Frothing traditionalists may say that such stories are indoctrinating children. But really, fairytales have always indoctrinated children: I was raised by Disney to believe that I needed a 22-inch waist and a prince with a castle to truly get by in life. Thankfully, my feminist mother balanced these out with books such as Jane and the Dragon, The Tough Princess, and Babette Cole’s Prince Cinders (I wrote about the latter for this paper’s A book that changed me column). Though “princess culture” has been justly critiqued, Disney has come on leaps and bounds in the intervening years, and films such as Shrek have reinvented the medium.

Jeanette Winterson
‘In Hansel and Greta (note the name change), Jeanette Winterson gives us children in despair at the destruction of their forest to make way for a railway line.’ Photograph: Murdo Macleod/The Guardian

In light of this, you could say that the woke fairytale has been done to death – Angela Carter’s The Bloody Chamber was published in 1979. It, too, was based on Bluebeard, a tale that terrified me as a child, with the villain’s gruesome room decked with the heads of all his ex-wives, and its startling message to girls that there are men out there who will try to kill you. Do we really need a Malorie Blackman version now, too? And yet Blackman subverts the tale yet again, adding unexpected elements and new ambiguities, as well as subtle and clever warning signs of abusive relationships. Sound heavy? It isn’t; it’s full of playfulness and charm.

What these books and others like them teach us is that there is no “definitive” version of any myth, legend or story. Think Sleeping Beauty is kissed awake by the prince? In other versions she is raped, and gives birth, while unconscious, and that’s before you get to the attempted cannibalism later. As Winterson writes in her afterword, “these are stories told mouth by mouth, long before they were written down, but even in the writing they shot away, appearing again in a different place and time, recognisable but new”. The cultural historian Marina Warner, who has written much on fairytales, and whose book From the Beast to the Blonde is a feminist classic, notes that they transcend borders. “No frontier,” she writes, “can keep a good story from roaming.” And as they roam, their cultural meanings twist and shift.

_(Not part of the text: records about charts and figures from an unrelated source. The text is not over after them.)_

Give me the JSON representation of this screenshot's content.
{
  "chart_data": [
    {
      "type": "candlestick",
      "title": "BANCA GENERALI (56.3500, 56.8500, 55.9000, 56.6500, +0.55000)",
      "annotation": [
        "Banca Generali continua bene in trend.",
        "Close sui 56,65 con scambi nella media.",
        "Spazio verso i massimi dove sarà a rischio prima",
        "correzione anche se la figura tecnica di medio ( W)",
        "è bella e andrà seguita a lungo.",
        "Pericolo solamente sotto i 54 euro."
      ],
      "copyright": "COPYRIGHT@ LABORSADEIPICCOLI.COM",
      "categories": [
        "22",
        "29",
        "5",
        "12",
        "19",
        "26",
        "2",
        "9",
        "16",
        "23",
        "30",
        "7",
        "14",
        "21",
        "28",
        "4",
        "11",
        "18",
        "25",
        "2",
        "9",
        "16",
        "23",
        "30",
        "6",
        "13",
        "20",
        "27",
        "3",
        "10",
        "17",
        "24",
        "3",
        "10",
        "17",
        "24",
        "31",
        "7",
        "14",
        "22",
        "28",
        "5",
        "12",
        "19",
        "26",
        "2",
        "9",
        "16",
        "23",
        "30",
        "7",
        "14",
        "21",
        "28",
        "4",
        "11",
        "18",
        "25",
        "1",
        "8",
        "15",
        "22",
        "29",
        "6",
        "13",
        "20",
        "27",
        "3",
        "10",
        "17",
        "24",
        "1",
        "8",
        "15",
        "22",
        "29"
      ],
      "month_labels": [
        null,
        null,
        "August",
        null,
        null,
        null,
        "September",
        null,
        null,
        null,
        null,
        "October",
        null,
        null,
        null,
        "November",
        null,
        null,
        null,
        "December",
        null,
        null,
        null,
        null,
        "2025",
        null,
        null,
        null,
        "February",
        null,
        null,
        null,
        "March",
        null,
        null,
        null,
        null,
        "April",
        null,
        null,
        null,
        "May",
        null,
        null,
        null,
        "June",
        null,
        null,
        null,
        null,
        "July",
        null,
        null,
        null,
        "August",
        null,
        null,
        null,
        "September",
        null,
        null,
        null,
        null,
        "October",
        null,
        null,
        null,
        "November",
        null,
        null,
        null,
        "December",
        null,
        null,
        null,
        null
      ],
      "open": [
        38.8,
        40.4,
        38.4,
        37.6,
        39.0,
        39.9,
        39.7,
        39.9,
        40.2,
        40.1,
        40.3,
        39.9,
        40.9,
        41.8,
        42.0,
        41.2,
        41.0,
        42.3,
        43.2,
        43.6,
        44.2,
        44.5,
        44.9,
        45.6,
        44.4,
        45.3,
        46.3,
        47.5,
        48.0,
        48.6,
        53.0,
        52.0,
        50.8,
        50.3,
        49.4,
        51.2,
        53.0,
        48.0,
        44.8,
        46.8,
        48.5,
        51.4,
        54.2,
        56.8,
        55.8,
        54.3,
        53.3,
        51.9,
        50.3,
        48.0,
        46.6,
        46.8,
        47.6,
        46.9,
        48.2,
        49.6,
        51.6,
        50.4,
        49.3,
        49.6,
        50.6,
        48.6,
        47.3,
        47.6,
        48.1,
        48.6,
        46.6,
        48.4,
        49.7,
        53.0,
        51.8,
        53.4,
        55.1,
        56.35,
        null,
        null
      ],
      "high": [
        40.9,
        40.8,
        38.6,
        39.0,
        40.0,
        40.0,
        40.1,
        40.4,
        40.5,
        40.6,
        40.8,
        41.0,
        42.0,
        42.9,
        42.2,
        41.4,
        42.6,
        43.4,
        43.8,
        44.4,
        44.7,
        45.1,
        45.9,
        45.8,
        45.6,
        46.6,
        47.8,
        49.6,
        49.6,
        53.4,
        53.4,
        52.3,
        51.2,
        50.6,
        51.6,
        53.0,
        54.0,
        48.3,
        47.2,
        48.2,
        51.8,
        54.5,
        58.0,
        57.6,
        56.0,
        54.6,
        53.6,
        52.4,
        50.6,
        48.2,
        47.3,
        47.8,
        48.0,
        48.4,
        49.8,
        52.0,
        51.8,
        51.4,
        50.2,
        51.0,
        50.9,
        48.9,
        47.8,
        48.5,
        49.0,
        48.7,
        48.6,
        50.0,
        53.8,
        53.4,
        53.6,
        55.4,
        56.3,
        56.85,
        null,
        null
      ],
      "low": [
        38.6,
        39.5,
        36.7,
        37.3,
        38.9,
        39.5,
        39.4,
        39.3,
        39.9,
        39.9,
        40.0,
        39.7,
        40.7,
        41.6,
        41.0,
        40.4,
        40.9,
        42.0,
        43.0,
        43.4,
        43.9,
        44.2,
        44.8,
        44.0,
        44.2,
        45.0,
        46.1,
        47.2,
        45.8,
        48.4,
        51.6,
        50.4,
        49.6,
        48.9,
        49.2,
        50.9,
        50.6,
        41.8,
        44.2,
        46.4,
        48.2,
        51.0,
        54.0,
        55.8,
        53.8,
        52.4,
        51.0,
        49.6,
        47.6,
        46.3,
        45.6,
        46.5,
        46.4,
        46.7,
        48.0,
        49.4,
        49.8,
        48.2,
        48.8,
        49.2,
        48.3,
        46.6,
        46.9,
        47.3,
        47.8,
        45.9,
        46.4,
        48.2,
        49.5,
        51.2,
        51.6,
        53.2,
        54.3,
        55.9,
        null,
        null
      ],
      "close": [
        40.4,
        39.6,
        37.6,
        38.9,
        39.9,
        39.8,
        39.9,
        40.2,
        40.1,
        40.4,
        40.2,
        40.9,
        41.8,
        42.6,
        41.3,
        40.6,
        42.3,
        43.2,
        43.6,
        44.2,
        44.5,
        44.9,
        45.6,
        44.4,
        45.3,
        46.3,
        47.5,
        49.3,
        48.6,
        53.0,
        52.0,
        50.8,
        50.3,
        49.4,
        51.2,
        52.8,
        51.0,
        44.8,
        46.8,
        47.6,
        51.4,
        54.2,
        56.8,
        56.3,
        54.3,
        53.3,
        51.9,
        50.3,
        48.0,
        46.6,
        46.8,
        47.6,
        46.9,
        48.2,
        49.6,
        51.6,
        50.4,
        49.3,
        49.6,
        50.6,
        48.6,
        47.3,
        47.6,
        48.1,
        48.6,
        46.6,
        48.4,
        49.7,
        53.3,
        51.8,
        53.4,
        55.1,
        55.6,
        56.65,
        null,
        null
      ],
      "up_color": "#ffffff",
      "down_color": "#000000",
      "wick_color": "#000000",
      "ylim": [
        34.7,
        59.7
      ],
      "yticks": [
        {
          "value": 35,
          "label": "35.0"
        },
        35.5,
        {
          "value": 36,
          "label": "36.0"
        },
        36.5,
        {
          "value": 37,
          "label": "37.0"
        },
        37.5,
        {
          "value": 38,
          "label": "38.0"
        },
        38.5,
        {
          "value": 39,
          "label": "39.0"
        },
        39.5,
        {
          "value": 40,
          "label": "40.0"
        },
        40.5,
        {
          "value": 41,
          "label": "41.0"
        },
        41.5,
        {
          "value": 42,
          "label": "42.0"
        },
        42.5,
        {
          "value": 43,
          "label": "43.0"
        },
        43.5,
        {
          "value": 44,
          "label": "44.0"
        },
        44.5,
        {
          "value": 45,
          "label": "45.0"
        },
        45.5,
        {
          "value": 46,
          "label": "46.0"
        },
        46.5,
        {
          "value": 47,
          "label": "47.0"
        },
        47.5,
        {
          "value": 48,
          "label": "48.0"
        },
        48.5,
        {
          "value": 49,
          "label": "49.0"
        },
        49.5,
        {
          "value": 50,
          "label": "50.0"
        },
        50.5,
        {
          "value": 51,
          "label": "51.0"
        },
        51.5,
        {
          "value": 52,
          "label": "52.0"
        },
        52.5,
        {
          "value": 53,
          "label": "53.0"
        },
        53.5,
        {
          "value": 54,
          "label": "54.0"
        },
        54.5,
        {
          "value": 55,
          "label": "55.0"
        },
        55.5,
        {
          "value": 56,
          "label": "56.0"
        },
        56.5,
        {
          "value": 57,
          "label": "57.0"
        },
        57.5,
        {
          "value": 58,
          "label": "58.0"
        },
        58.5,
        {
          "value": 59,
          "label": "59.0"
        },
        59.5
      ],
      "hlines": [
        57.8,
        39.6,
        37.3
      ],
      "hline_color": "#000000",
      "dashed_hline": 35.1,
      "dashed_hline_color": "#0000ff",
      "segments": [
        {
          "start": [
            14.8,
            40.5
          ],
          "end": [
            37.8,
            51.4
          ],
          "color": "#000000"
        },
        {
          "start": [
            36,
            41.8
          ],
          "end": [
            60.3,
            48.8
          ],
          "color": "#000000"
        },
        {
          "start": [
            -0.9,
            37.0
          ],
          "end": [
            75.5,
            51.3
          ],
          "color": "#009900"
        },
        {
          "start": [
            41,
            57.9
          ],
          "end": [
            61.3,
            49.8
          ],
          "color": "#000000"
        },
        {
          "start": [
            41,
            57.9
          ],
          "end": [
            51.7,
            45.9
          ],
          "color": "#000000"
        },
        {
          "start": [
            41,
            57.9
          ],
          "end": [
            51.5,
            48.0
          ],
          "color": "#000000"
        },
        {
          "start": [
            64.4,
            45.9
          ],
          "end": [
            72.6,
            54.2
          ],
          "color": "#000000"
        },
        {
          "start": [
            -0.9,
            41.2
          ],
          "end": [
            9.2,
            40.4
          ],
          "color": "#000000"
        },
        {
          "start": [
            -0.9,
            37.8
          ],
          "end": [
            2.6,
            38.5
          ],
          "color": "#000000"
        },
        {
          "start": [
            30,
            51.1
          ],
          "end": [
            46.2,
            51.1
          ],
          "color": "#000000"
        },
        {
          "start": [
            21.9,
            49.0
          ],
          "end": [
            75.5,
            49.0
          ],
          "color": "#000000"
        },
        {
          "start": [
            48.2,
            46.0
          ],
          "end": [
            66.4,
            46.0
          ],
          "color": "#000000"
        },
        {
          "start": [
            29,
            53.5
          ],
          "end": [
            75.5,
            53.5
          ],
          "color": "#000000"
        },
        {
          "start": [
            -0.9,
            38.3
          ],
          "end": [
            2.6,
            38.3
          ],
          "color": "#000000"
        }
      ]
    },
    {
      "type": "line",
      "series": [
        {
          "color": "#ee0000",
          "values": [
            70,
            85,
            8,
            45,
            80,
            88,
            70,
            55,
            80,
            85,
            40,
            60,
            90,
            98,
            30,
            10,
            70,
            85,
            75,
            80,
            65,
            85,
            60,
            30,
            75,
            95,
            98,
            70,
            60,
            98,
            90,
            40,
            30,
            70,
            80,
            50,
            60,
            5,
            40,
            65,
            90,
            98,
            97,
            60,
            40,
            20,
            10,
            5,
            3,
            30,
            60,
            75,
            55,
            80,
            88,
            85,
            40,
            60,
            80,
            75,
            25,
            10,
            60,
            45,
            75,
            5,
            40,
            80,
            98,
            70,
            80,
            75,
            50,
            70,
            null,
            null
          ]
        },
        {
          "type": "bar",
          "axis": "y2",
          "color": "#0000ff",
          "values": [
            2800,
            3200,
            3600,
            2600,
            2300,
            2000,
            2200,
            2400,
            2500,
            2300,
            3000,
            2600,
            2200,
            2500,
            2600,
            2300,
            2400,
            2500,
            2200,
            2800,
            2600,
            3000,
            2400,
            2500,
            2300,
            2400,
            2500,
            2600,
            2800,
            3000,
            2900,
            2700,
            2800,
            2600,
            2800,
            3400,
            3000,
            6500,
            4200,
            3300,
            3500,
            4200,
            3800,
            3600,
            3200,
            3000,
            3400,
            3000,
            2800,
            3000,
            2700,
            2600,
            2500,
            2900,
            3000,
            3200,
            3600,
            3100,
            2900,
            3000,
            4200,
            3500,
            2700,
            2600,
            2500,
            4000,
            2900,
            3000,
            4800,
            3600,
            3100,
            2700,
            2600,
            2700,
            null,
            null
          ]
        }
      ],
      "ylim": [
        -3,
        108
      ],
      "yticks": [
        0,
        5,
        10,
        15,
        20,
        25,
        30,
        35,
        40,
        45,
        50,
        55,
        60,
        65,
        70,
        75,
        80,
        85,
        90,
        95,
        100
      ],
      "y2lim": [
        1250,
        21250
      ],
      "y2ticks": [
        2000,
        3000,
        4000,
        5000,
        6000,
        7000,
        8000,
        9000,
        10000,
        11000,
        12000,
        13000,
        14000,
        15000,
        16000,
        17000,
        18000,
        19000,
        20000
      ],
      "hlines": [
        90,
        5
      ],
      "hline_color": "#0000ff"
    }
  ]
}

Of course, there is often one narrative that triumphs, and it is usually the version that most suits society’s ends. Archetypes emerge, and variations are forgotten, a fact beautifully illustrated by the classicist Natalie Haynes’ new book, Pandora’s Jar, which re-excavates the women of the Greek myths, from Helen and Medusa to Clytemnestra and even Medea. The book illuminates how the narratives of woman we think we know have often been reshaped and rewritten, and mostly by men. How many are aware that Helen of Troy – yes, she of “the face that launched a thousand ships” – was, according to Siculus, abducted and raped as a 10-year-old child? We mostly hear of her destruction-causing beauty, and little else.

I have always been fascinated by myths, perhaps because my own namesake is the Welsh princess Rhiannon, from the Mabinogion – a collection of medieval Welsh tales. She is the classic calumniated wife, falsely accused of infanticide and cannibalism. As punishment, she must sit by the castle gate and tell travellers of her crime, before offering to carry them on her back. Even as a child I wondered why it was that this woman accepts her fate when she has been framed using blood from a puppy; why doesn’t she protest her innocence? It seemed grossly unfair, and still does. Time for a rewrite, perhaps.